TEMPO.CO, Jakarta - Kepala Kepolisian Republik Indonesia Jenderal Tito Karnavian menyatakan tak akan segan menindak setiap pelaku razia dan tindakan anarkistis dalam kaitan dengan fatwa haram penggunaan atribut keagamaan non-muslim. Fatwa itu dikeluarkan Majelis Ulama Indonesia menjelang hari raya Natal tahun ini. "Saya perintahkan ke jajaran, jika ada sweeping anarkistis, tangkap dan proses secara hukum," kata Tito, Senin 19 Desember 2016.
Tito menilai fatwa haram MUI bagi muslim yang mengenakan atribut keagamaan non-muslim tersebut sangat sensitif. Fatwa itu dikhawatirkan akan disalahtafsirkan atau digunakan secara sengaja oleh organisasi kemasyarakatan tertentu sebagai dasar untuk menggelar sweeping anarkistis. Jika hal itu terjadi, sesuai dengan arahan Presiden Joko Widodo yang diterimanya, dia akan bertindak tegas. Dia juga mengatakan telah berkoordinasi dengan MUI, “Agar keluaran fatwa mempertimbangkan toleransi.”
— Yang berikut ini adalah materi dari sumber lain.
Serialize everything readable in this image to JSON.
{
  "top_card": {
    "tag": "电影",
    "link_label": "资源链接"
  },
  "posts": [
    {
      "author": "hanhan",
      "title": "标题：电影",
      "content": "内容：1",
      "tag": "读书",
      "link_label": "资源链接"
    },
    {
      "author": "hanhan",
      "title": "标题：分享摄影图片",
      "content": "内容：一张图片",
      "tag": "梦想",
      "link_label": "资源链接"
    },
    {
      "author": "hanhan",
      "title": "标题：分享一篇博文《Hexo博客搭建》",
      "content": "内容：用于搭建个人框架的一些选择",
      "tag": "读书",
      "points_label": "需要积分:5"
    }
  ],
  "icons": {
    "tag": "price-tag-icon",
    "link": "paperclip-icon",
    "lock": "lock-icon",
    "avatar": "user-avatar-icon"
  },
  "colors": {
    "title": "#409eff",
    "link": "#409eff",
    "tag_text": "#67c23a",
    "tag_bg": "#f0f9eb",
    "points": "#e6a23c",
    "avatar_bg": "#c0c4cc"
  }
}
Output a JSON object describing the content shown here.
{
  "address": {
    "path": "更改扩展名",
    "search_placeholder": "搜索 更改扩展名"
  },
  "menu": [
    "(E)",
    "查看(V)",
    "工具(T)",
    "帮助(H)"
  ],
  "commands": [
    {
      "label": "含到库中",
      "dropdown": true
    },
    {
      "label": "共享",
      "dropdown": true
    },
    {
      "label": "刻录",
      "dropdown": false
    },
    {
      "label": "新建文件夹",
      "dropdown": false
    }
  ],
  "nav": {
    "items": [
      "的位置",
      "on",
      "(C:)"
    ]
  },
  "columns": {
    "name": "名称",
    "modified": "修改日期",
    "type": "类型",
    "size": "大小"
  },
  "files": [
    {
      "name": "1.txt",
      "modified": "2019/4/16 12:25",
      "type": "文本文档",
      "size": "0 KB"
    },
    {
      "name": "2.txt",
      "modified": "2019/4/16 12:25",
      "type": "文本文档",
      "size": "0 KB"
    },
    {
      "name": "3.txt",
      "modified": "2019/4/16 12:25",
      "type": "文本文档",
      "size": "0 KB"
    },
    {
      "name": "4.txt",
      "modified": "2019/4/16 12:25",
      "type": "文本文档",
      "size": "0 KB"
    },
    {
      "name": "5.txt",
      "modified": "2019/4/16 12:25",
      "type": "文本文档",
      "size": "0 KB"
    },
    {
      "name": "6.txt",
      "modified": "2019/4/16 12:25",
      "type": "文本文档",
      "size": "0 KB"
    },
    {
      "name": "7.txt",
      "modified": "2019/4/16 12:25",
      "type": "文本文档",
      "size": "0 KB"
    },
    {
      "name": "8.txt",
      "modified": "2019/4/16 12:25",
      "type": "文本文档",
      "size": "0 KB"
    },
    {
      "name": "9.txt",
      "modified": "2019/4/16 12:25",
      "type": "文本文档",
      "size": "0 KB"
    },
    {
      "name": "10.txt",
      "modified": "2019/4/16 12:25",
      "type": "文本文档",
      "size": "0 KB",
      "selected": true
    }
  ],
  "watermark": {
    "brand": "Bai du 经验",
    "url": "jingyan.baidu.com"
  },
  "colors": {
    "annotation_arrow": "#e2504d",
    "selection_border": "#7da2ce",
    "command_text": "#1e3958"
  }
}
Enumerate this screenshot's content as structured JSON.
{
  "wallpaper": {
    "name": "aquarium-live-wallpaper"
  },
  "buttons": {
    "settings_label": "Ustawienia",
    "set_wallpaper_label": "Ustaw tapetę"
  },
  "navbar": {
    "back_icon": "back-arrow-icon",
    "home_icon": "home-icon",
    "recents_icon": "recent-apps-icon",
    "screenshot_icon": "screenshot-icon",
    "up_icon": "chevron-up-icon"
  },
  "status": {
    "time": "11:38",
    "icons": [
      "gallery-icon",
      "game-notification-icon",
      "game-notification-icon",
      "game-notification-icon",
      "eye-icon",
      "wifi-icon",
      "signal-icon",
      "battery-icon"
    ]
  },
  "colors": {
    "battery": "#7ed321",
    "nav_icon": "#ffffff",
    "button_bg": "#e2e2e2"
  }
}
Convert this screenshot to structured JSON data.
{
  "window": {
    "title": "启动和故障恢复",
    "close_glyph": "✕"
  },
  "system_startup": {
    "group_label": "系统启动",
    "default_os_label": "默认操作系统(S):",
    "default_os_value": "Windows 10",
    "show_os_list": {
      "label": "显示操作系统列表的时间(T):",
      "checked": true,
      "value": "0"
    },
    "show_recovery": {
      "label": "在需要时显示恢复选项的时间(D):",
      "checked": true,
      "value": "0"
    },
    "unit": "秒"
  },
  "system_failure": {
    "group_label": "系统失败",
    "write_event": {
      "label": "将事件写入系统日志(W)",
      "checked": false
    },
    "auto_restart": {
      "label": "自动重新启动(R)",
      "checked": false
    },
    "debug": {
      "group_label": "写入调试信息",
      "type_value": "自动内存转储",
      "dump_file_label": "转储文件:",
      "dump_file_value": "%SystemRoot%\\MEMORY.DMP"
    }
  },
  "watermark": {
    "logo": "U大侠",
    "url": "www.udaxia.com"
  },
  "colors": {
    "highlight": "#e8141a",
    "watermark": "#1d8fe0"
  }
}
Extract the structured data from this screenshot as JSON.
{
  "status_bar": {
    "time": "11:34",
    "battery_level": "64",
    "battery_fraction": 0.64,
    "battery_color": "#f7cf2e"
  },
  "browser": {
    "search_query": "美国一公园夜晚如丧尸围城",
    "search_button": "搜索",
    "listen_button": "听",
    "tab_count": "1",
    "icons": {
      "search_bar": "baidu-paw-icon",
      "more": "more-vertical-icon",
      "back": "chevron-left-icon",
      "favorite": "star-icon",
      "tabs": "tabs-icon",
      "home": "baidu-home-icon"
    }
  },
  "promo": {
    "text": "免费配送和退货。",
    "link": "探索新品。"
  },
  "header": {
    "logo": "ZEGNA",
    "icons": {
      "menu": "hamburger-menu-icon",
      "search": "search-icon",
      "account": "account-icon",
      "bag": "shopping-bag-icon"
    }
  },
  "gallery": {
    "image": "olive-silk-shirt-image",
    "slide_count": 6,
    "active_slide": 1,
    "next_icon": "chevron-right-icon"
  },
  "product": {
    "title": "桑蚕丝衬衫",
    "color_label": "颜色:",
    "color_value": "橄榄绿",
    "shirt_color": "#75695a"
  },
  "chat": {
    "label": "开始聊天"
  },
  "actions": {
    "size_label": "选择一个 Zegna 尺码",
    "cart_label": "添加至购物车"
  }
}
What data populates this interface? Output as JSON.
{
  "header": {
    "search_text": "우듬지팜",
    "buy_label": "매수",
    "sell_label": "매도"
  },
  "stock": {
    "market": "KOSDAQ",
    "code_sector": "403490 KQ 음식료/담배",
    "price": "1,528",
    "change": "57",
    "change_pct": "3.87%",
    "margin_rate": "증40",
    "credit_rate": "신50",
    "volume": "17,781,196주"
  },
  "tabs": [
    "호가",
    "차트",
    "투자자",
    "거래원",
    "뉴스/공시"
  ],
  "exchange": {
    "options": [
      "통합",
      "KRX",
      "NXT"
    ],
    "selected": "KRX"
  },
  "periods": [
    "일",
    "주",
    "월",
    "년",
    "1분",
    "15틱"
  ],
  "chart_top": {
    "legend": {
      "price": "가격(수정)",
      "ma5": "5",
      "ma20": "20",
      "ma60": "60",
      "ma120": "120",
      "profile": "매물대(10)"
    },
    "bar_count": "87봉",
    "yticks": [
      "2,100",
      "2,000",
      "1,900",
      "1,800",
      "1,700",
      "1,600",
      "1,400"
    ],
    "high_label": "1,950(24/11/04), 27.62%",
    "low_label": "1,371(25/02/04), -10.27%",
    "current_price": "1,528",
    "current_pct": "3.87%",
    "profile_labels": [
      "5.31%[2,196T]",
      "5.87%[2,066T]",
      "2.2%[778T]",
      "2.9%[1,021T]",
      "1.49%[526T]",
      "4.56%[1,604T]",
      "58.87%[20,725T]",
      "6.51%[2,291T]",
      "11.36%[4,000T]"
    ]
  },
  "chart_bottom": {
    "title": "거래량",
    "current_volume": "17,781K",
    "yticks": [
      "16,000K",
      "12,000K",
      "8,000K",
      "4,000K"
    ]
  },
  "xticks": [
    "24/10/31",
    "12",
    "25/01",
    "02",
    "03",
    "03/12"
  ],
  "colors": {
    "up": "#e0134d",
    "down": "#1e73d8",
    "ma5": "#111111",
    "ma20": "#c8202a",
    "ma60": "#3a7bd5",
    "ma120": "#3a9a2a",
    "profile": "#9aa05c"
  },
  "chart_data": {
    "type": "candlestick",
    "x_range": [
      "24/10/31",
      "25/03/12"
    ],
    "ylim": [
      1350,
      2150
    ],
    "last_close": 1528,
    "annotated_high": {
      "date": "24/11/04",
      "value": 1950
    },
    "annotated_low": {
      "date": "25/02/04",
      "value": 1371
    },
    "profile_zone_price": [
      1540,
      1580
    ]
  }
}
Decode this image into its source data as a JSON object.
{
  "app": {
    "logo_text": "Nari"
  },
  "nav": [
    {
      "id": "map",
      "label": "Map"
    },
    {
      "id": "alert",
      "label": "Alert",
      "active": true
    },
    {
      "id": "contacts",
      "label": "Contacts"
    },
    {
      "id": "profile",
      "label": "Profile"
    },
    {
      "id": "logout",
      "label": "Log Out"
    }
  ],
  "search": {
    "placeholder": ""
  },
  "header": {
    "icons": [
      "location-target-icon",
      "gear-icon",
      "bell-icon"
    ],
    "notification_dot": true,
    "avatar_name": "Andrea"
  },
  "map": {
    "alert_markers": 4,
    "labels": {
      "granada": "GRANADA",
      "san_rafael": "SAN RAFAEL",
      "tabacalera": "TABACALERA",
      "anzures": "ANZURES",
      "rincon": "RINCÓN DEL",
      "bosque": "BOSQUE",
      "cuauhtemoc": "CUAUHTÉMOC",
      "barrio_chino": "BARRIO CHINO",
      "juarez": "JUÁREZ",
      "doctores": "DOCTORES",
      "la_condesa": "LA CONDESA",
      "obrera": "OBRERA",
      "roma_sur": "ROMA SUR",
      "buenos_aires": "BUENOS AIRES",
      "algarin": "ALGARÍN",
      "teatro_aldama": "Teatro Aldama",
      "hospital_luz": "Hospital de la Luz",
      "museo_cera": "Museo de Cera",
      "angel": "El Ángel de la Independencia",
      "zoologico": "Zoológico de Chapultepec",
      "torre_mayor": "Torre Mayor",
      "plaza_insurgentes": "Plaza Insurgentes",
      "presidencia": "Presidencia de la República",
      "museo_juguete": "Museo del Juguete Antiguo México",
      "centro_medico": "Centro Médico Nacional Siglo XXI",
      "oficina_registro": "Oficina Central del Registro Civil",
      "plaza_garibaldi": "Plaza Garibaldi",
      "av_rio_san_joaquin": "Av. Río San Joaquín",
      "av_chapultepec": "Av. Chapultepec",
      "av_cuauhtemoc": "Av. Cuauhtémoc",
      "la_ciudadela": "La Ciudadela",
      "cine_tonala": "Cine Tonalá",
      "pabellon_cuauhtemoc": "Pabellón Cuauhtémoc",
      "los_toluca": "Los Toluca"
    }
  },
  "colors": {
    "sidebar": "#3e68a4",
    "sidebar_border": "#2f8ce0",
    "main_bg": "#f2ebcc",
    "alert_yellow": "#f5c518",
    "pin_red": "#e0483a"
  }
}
Tito menyatakan telah menegur Kepala Kepolisian Resor Metro Bekasi Kota dan Kepala Kepolisian Resor Kulonprogo. Keduanya mengeluarkan surat edaran berisi imbauan dengan acuan fatwa MUI. Di Bekasi, imbauan diedarkan pada 15 Desember atau sehari setelah sebuah gerai penjualan mobil digeruduk anggota Front Pembela Islam (FPI) karena dituduh memaksa karyawannya mengenakan topi Sinterklas.
Tito menilai fatwa MUI bukanlah rujukan hukum positif. Artinya, fatwa tersebut hanya bersifat koordinasi dan bukan menjadi aturan yang harus ditegakkan polisi. “Sudah saya minta agar surat edaran itu dicabut,” katanya.
Kepala Polres Metro Bekasi Kota, Komisaris Besar Umar Surya Fana, membenarkan kabar bahwa dia mengeluarkan imbauan dan menerima teguran karena hal tersebut. “Akan direvisi, nanti diedarkan," katanya melalui pesan pendek.
Tindakan kepolisian yang malah mengawal sosialisasi fatwa MUI oleh kelompok massa yang sama juga disesalkan Ketua Setara Institute, Hendardi. Menurut dia, polisi seharusnya mencegah dan melarang intimidasi berwajah sosialisasi fatwa. "Ini adalah kekeliruan institusi penegak hukum yang memiliki dampak serius pada melemahnya supremasi hukum di Indonesia," ujar dia.
Fatwa yang dimaksudkan adalah yang diterbitkan MUI pada Rabu lalu dengan nomor 56. Dalam fatwa itu disebutkan bahwa hukum bagi umat Islam yang menggunakan atribut keagamaan non-muslim adalah haram.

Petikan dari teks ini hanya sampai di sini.